Kritik an XXL-Halbzeitshow und royale Unterstützung für Spanien
Vor dem WM-Finale zwischen Spanien und Argentinien sorgen die verlängerte Pause, der Zustand des Rasens sowie gesundheitliche Sorgen bei den Spaniern für Gesprächsstoff.
Der ehemalige FIFA-Präsident Joseph "Sepp" Blatter hat scharfe Kritik am aktuellen Kurs des Fußball-Weltverbandes geübt. Der 90-Jährige stört sich insbesondere an der geplanten Halbzeitshow beim anstehenden Endspiel zwischen Argentinien und Spanien am Sonntag. Auf der Plattform X bezeichnete er das Event als "Kopie des Super Bowls" und kritisierte die damit verbundene Verlängerung der Unterbrechung. Er sprach von der "längsten Halbzeitpause der Fußballgeschichte".
Erstmals bei einer Weltmeisterschaft wird es vor dem Anpfiff der zweiten Spielhälfte ein Musikprogramm geben. Unter anderem sollen Madonna, Shakira und die K-Pop-Band BTS auftreten. Die reinen Gesangseinlagen sind auf elf Minuten angesetzt. Da für den Auf- und Abbau der Bühne jeweils sechs Minuten veranschlagt werden und zudem der Rasen bewässert werden muss, wird die Pause voraussichtlich rund 25 statt der üblichen 15 Minuten dauern. Für die Spieler bedeutet dies eine ungewohnt lange Unterbrechung des Spielflusses.
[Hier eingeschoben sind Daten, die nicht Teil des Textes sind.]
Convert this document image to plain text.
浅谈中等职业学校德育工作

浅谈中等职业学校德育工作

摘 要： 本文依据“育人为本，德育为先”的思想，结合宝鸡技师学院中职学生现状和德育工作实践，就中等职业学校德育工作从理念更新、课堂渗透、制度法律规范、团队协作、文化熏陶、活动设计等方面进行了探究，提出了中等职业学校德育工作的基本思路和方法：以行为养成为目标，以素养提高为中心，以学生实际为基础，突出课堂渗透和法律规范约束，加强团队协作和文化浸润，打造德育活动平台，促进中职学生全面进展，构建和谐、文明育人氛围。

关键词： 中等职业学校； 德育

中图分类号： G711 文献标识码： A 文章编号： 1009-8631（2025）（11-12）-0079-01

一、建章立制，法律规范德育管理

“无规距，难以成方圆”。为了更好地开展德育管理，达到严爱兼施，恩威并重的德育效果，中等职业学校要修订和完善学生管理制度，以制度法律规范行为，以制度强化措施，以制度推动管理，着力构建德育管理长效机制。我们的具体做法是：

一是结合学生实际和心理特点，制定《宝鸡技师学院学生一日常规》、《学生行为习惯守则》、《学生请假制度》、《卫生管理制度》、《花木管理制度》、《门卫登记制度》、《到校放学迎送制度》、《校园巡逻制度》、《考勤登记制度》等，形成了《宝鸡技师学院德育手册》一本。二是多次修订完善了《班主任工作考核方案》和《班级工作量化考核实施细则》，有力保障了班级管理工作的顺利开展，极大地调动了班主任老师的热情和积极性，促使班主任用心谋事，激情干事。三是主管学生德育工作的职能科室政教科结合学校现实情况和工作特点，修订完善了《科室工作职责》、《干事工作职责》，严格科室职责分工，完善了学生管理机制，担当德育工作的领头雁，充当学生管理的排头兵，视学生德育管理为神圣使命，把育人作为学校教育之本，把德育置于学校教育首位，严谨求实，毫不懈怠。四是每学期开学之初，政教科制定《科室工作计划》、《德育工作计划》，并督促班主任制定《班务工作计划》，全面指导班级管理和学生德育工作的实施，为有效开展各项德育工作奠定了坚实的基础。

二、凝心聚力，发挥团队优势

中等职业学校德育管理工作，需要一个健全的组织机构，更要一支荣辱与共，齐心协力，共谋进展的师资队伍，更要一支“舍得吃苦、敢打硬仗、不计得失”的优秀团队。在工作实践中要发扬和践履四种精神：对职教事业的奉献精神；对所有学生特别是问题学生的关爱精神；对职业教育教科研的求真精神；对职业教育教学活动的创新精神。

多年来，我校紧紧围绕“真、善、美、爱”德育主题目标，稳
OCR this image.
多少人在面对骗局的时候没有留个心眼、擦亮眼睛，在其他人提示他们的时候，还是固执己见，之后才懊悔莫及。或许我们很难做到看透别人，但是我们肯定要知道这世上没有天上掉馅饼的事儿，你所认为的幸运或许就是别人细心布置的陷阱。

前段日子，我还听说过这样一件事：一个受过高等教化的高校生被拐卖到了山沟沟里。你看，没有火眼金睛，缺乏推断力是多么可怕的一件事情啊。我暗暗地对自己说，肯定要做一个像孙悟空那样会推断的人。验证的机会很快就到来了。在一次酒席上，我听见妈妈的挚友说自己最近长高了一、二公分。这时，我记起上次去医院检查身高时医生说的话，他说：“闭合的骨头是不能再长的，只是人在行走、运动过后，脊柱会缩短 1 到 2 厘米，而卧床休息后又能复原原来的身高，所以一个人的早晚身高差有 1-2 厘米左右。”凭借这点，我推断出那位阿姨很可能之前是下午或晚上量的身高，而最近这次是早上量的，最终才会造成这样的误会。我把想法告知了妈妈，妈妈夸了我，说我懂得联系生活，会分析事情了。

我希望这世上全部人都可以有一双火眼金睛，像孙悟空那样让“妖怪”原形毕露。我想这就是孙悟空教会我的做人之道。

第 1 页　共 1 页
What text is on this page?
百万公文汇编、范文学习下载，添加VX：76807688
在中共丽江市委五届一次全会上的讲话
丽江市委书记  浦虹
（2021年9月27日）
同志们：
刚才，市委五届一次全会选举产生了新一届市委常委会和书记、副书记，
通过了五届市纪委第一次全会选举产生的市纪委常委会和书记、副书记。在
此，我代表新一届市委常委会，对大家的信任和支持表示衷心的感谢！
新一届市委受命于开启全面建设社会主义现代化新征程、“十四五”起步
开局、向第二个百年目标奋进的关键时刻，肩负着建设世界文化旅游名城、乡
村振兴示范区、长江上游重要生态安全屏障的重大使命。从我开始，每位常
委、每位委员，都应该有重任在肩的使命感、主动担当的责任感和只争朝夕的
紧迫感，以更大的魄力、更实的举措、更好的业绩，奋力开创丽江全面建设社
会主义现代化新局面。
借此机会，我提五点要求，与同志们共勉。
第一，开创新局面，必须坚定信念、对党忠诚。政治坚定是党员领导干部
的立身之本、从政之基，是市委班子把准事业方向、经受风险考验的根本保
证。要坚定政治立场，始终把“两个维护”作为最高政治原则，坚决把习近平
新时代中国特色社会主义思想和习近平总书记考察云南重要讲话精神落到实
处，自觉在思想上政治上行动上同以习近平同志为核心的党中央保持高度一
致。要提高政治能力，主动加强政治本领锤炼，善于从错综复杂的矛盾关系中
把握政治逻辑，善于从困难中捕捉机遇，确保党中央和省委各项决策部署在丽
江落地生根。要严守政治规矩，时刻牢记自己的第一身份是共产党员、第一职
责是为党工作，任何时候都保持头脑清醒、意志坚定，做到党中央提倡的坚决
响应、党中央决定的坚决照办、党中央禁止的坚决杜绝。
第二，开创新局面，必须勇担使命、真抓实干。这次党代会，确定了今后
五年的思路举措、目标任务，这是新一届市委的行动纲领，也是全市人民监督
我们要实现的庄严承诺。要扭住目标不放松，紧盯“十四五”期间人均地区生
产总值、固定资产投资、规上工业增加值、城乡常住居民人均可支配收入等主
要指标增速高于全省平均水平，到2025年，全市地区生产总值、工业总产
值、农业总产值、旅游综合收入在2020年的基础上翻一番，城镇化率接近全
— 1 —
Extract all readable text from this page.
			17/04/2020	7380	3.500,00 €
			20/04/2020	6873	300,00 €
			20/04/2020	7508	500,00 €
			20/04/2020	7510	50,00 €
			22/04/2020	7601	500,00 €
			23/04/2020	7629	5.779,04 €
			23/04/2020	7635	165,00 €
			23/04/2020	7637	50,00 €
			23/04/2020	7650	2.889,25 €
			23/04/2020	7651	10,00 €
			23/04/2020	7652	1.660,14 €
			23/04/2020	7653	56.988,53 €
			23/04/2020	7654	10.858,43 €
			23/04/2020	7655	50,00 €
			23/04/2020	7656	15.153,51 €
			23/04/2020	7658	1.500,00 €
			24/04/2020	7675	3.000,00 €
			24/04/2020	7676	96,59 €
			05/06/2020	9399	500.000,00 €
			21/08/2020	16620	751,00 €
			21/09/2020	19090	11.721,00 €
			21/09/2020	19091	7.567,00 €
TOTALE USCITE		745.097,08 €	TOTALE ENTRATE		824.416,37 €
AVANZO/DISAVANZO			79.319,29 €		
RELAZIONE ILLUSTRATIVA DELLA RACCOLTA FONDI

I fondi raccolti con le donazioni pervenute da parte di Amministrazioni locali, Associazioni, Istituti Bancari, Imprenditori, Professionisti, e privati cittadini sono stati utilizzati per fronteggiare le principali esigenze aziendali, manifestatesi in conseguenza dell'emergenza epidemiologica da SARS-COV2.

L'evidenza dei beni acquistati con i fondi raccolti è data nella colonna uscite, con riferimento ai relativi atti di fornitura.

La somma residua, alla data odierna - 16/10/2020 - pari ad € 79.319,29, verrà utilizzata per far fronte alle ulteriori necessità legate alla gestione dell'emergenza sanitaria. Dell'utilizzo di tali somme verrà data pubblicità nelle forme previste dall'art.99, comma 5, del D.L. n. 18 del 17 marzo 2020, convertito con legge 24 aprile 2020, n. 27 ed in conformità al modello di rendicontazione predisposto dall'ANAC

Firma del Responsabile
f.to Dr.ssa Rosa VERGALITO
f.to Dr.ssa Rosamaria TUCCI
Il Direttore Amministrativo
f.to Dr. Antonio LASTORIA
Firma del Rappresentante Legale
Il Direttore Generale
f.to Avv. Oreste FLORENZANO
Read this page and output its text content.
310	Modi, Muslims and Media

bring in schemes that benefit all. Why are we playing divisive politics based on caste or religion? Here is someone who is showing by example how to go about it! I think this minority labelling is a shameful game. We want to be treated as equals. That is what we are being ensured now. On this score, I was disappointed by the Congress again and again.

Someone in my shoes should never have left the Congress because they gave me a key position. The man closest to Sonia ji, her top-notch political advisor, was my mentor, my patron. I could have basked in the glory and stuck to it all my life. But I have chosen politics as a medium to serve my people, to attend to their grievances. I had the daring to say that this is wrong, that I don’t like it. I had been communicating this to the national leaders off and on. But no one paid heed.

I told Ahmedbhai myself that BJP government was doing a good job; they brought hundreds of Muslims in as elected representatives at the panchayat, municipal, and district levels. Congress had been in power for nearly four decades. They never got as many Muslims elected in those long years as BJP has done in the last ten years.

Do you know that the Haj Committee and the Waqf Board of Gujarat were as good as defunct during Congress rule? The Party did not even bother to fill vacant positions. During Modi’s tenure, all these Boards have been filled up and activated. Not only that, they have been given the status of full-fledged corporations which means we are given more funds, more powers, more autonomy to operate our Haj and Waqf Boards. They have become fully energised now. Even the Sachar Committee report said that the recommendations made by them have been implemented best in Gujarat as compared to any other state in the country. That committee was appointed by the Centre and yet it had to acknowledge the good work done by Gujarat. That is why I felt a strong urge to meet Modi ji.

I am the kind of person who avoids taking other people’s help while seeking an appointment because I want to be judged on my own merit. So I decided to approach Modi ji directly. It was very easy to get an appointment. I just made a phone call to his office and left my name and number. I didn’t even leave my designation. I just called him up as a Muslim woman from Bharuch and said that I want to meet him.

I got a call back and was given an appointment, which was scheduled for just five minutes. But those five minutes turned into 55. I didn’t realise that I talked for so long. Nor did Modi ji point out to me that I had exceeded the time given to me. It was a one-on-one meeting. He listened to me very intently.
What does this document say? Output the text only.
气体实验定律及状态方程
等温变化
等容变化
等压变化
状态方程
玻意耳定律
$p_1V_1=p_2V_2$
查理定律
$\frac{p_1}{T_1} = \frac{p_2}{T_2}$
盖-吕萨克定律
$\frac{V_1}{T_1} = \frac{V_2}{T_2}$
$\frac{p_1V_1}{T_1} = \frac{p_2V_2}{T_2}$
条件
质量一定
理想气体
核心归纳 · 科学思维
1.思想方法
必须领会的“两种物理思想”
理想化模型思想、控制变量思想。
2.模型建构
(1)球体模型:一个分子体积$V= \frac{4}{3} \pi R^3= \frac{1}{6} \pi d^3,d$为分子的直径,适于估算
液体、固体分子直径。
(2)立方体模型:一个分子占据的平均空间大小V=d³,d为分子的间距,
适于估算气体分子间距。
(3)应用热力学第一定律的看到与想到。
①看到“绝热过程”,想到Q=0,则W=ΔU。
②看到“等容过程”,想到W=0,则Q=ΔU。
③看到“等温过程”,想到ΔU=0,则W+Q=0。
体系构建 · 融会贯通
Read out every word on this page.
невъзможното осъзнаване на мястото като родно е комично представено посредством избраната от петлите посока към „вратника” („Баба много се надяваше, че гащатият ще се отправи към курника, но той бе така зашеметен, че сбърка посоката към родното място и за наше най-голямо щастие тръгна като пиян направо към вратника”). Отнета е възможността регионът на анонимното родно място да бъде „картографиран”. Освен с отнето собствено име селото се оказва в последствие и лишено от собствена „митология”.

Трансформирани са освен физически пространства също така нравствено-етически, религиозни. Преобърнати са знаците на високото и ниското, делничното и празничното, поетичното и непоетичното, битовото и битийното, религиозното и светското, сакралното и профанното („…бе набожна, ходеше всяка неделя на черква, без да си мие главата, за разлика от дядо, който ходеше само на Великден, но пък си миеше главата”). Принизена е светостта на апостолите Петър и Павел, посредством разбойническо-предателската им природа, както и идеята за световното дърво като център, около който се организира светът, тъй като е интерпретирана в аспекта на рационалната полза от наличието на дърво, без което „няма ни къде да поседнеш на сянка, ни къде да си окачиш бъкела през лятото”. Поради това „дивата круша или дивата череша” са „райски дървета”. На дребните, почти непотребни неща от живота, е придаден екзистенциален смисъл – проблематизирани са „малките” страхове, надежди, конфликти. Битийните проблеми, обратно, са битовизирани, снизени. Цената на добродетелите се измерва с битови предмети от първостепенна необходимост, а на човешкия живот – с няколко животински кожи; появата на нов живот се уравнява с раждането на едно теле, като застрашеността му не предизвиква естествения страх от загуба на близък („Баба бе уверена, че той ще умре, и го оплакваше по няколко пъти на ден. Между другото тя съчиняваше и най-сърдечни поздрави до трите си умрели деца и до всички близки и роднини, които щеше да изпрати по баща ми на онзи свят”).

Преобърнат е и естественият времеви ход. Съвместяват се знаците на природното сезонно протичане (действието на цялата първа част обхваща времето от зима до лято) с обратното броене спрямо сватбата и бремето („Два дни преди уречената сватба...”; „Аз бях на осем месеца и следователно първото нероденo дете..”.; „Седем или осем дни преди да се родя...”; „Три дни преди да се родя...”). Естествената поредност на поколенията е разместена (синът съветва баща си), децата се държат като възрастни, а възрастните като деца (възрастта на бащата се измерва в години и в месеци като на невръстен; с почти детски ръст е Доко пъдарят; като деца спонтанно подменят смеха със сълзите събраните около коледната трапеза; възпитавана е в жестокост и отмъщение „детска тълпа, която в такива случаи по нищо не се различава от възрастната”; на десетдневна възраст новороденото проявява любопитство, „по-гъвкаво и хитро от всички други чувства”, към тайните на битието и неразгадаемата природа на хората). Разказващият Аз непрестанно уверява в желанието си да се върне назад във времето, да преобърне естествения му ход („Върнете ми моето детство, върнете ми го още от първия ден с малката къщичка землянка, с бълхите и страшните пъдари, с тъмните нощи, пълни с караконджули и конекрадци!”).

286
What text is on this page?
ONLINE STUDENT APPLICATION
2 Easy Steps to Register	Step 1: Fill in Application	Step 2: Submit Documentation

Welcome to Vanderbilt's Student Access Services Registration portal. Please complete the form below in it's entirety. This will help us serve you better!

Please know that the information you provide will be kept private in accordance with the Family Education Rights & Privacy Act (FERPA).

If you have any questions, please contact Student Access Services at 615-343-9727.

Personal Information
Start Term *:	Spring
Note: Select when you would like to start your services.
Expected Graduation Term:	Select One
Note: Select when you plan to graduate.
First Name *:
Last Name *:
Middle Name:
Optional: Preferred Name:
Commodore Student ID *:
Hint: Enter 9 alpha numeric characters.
Königlicher Besuch und Sorgen um Yamal
Die spanische Nationalmannschaft darf sich im Stadion von East Rutherford auf hochrangige Unterstützung freuen. Wie das Königshaus in Madrid bestätigte, werden König Felipe VI., Königin Letizia, Kronprinzessin Leonor und Infantin Sofía vor Ort sein. Der König löst damit sein Versprechen ein, das er dem Team nach dem Vorrundenspiel gegen Uruguay für den Fall des Finaleinzugs gegeben hatte. Auch Ministerpräsident Pedro Sánchez wird die Partie im Stadion verfolgen. Für Spanien ist es nach dem Titelgewinn 2010 die zweite Finalteilnahme bei einer Weltmeisterschaft.
Sportlich bangt die Auswahl von Trainer Luis de la Fuente allerdings noch um zwei Leistungsträger. Superstar Lamine Yamal und Pedro Porro verpassten das Mannschaftstraining am Donnerstag aufgrund körperlicher Beschwerden. Porro, der beim 2:0-Halbfinalsieg gegen Frankreich getroffen hatte, war in der 83. Minute ausgewechselt worden. Der spanische Fußballverband (RFEF) gab jedoch vorerst Entwarnung und geht nicht von einem Ausfall des Duos im Endspiel aus.
Rasen bereit, Schiedsrichter nominiert und neue Meisterringe
Der in der Gruppenphase stark kritisierte Rasen im Finalstadion soll sich in einem deutlich besseren Zustand präsentieren. Laut FIFA-Rasenchef Alan Ferguson ist der Untergrund nach einer zweiwöchigen Spielpause zu "95 Prozent" bereit. Zuvor hatten Spieler wie der Franzose Adrien Rabiot den harten und unebenen Platz bemängelt, der sich eher wie Kunstrasen angefühlt habe.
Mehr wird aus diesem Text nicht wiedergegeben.